Muitos torcem o nariz quando ouvem falar em cinema-arte. As maiores acusações são de que os filmes são cansativos, não têm história ou não fazem sentido. Mas para mergulhar de cabeça em um filme-arte talvez antes seja preciso mergulhar primeiro dentro de si mesmo.
É isso que o filme “Gritos e Sussurros” nos pede. Ingmar Bergman cria uma história que pode parecer simples à princípio (três irmãs, sendo que uma delas está morrendo, e uma empregada vivendo juntas em uma mesma casa) , mas que vai se revelando de uma profundidade de dar medo.
Quatro mulheres possíveis:
*Agnes (Harriet Andersson), a irmã doente, visivelmente desconfortável dentro de seu próprio corpo e que não encontra a paz nem na morte.
*Maria (interpretada por Liv Ullmann, que era para Ingmar Bergman o que Penélope Cruz é para Almodóvar), uma mulher que não tem o mínimo peso na consciência de despertar sentimentos aos quais não é capaz de retribuir.
*Karin (Ingrid Thulin), a irmã aparentemente mais velha, que nutre um ódio por todos à sua volta e por si mesma.
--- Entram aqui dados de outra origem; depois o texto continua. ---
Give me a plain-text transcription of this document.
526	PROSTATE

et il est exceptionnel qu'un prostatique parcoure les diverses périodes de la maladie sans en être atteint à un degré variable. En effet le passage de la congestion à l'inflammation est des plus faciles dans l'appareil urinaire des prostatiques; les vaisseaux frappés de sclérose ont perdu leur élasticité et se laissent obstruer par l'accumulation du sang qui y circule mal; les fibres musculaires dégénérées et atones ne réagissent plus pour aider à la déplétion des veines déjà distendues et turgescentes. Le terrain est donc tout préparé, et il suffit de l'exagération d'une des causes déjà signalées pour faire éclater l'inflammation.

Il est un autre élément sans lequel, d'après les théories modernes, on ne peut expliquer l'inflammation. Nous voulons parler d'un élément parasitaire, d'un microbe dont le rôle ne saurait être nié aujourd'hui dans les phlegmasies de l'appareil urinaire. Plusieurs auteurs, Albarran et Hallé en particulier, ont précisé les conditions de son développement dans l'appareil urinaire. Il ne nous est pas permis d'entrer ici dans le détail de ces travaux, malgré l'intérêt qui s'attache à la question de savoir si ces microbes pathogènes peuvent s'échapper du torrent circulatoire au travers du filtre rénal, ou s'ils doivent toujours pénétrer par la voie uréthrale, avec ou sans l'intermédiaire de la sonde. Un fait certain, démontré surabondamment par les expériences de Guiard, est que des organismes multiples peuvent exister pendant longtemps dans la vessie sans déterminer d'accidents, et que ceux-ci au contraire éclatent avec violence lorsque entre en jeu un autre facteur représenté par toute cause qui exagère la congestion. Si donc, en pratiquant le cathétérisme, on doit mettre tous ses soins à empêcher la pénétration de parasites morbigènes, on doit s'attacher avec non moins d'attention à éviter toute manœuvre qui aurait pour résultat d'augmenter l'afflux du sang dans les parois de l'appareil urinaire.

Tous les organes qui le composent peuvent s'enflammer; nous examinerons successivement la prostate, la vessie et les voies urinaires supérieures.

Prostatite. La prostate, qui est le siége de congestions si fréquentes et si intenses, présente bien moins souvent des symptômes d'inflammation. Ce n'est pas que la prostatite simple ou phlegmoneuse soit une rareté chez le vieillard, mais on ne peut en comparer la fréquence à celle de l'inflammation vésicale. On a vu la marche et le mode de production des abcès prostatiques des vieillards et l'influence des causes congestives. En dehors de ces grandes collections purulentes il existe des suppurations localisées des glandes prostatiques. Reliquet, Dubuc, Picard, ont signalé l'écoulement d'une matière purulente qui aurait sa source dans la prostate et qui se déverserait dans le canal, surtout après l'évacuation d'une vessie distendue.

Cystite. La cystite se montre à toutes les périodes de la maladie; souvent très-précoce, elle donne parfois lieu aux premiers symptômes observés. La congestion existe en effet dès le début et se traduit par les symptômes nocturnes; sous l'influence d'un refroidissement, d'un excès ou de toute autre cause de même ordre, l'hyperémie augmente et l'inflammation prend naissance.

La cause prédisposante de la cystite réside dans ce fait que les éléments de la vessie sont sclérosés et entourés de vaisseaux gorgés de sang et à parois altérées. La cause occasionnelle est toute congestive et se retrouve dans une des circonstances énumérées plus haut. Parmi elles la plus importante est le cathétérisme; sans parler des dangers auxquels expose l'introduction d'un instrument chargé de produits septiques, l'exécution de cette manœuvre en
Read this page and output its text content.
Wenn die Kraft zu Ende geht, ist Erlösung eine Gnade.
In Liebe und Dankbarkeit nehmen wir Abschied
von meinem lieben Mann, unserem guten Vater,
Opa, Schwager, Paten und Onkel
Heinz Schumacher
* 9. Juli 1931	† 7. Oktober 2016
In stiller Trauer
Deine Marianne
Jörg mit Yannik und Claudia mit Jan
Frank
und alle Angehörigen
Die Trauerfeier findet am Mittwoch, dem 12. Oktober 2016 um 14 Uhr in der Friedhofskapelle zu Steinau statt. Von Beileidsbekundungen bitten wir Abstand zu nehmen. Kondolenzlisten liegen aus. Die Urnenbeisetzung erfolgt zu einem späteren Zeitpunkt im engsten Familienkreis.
*Anna (Kari Sylwan), a empregada solitária que transfere o carinho que sentia por sua filha morta para a enferma.
Os homens, nessa obra totalmente intimista, são meras figuras decorativas que não servem para nada a não ser como objetos de ódio e desejo das personagens femininas.
Com excessão da cena final, três cores predominam: preto, branco e vermelho. A última é a que ilumina os closes nos rostos das personagens, que as farão recordar cenas do passado, e que nos darão a impressão de que algo horrível está para acontecer.
“Gritos e Sussurros” não é um filme agradável de se ver. Depois de o assistirmos, não é excitação ou emoção que tomam conta, mas sim um total desconcerto. Bergman nos faz questionar o quão fortes são as relações baseadas em laços de família e o quanto o humano tem capacidade de enganar a si mesmo.
Filme: Gritos e Sussurros; Ano: o mesmo de “O Último Tango em Paris”; Direção: a mesmo de “Persona”; Produção: a mesma de “Face a Face” Elenco: Liv Ullman, de “Persona”; Kari Sylwan, de “Face a Face”; Harriet Andersson, de “Dogville”; Ingrid Thulin, de “O Rosto”
GRITOS E SUSSURROS, pelo viés de Felipe Severo
felipesevero@revistaovies.com
Cortante, perturbador, repleto de closes silenciosos com teor mórbido e erótico. Uma obra-prima que tem como destaque a fotografia e a arte primorosas, interpretações viscerais e uma concepção de som que não poderia exaltar melhor o próprio título!